I want you to do something for me. Find a dollar bill, the denomination is unimportant. Got it? Okay, look at it with the portrait facing up. Now, fold the bill in half so that the long edge is shortened. Do that same fold again, so that the bill is its normal height but only a quarter its length. Now look at the folded bill and imagine a brown wolf spider about that size, only the legs half off of the edges. That's what I found in my apartment Monday morning.
[
Pause for screaming and/or skin-crawling to subside]
I got up earlier than usual on Monday so I could go into the office and teleconference with the other technical writers in Denmark. However, I was also expecting maintenance to come by to repair a busted closet, so I decided to tidy up a bit. I'd kept my room mostly in order, but I had some jeans on the floor that I needed to fold and put in the dresser. I picked up the jeans and saw the wolf spider on the floor. I immediately dropped the clothes and shook my arms and legs -- not because I wanted to make sure I didn't have a spider on me, but because I had an extreme case of the willies.
I said a quick prayer and decided to suck it up with the hose of the vacuum. Once the vacuum was set up, I attached the wand so I didn't have to get any closer than necessary. I tried to suck the spider up, but it walked away a little, apparently only annoyed. I was already feeling anxious, but after a failed attempt at eliminating my foe, my anxiety turned into panic. The problem with finding arachnids on carpet is that it's really hard to smash them. When I was in Oklahoma, Allison and I found two live scorpions in our apartment, both on the carpet. I smashed the first with a hardcover textbook, but it took six or seven really hard whacks to kill it. Allison sucked up the other one with the vacuum, which is probably why I thought to use that tactic again. (In case you're wondering, I'll take scorpions over spiders any day.)
I said another prayer, this one while stuttering, and felt prompted to use the vacuum again, but this time I used the spinning brush. The spider hadn't moved since the last attempt, but I was still freaking out. I psyched myself up and quickly ran it over with the vacuum. Well, I tried to run it over. What ended up happening was I shoved the spider against the baseboard and smashed it. Not what I was going for, but I'll take it. However, the spider still wasn't dead! I had busted it up pretty bad, but it was still trying to hobble away. I switched back to the hose (and wand!) and sucked up the half-dead spider. With the spider finally dispatched, I relaxed and let out a quick scream.

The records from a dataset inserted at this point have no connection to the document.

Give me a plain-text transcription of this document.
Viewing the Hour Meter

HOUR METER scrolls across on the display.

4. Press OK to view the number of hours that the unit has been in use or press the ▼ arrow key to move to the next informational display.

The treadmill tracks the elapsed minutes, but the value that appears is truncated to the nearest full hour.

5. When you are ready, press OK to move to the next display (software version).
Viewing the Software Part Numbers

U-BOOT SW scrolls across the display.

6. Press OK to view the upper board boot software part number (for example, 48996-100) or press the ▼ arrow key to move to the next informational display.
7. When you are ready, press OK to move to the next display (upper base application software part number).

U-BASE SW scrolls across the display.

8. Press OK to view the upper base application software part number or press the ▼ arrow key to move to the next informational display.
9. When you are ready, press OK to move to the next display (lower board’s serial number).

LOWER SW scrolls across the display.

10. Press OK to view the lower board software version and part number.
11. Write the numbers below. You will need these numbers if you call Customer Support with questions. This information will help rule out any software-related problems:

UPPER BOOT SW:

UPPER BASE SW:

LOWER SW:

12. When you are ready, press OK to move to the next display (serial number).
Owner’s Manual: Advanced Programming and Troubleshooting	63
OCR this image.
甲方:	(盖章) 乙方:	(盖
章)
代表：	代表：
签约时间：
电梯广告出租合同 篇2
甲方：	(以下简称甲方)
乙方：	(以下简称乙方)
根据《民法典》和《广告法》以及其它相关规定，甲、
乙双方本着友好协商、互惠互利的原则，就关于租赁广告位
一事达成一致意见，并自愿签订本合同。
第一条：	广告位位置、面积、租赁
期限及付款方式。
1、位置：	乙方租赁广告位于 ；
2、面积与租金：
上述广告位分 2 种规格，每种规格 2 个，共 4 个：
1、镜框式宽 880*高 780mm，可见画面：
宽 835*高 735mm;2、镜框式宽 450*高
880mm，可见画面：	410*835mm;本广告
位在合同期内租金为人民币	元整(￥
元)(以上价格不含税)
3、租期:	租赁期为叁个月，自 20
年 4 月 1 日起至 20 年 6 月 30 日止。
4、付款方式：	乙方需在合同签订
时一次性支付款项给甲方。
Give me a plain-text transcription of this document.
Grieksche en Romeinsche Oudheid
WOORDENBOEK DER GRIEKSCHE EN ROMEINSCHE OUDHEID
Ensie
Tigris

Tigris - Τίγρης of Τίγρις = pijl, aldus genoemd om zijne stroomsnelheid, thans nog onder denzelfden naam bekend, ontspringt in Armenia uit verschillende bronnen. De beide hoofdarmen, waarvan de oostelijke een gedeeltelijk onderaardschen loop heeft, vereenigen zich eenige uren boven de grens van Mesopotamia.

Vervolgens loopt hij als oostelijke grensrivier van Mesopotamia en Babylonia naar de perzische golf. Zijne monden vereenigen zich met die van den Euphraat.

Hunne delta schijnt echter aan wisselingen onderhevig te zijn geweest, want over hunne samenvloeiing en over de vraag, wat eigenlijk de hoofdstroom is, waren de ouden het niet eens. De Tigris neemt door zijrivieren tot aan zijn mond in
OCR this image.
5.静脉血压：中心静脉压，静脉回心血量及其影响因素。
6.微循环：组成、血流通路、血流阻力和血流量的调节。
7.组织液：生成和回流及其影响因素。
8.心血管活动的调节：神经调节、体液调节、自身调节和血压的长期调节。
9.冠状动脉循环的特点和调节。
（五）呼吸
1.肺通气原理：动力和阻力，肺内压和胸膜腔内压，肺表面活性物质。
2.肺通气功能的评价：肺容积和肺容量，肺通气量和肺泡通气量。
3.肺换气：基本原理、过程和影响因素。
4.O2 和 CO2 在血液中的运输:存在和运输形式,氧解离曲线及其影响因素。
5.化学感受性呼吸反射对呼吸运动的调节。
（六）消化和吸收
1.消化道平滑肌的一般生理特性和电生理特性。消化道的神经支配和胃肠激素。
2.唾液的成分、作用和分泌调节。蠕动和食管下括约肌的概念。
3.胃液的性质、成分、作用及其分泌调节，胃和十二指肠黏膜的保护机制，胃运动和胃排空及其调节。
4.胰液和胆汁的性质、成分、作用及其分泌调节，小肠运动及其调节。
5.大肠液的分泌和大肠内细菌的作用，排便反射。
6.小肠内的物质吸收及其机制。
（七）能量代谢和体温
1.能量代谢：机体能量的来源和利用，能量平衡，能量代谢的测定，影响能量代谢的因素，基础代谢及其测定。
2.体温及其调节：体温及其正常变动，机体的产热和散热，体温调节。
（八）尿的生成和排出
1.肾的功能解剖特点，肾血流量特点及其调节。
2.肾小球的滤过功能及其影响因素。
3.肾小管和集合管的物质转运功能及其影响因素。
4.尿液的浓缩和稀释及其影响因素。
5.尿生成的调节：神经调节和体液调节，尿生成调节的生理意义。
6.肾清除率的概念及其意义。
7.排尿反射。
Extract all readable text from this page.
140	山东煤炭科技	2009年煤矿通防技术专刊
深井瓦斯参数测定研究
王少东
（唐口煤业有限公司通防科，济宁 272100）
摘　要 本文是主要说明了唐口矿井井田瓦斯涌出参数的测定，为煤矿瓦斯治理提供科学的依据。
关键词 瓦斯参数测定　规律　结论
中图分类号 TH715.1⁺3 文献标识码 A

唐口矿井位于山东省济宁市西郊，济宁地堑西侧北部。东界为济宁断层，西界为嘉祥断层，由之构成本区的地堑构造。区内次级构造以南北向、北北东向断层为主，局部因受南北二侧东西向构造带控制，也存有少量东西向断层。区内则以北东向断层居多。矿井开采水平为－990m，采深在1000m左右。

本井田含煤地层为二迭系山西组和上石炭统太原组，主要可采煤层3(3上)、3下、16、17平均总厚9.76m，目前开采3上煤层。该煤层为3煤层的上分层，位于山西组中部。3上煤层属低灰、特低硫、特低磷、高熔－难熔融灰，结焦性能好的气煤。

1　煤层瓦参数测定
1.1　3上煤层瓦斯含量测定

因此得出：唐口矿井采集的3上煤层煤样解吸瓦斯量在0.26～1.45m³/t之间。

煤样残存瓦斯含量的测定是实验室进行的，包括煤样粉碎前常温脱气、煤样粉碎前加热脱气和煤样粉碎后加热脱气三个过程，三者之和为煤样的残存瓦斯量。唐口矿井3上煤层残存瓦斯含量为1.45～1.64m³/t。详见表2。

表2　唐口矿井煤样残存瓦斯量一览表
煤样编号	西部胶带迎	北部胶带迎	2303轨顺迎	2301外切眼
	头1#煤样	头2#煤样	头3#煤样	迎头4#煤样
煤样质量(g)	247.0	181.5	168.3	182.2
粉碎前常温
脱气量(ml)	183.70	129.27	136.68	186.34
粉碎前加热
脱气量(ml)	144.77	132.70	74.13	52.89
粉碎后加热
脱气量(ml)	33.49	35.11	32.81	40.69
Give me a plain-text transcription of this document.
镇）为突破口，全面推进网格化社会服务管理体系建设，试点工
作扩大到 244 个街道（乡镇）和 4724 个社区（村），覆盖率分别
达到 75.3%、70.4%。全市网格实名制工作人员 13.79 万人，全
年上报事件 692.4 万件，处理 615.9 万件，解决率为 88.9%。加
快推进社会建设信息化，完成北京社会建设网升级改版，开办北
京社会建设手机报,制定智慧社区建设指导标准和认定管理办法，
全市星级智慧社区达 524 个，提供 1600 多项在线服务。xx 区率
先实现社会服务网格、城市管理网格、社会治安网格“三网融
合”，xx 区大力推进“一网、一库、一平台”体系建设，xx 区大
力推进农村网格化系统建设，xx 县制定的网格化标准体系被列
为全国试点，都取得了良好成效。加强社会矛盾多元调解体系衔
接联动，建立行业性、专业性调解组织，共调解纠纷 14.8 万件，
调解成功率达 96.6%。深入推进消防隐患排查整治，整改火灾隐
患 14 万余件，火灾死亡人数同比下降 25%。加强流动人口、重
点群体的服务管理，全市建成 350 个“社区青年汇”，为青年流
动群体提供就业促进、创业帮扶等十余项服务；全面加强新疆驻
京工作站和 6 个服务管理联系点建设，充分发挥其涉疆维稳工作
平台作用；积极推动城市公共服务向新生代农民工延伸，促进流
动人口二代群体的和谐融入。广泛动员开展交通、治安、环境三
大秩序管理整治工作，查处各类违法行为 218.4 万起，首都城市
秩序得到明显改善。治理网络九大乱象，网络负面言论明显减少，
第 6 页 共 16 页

This was not the first spider I've found in my new apartment, but it is the first one that didn't spin a web. Spiders with webs, while I don't like them, are pretty harmless. And yes, I know that the only poisonous spider in Maryland, the black widow, spins a web. I'm not talking about physically harmless but psychologically harmless. If the spider is a spinner, it's going to hang out in the corner and leave me alone. Wolf spiders don't spin and can get ridiculously big. That makes it tough for a man who, for the most part, has conquered his arachnophobia. I've called the apartment manager about the problem to see if we can figure something out because three-inch (plus!) long wolf spiders are not acceptable.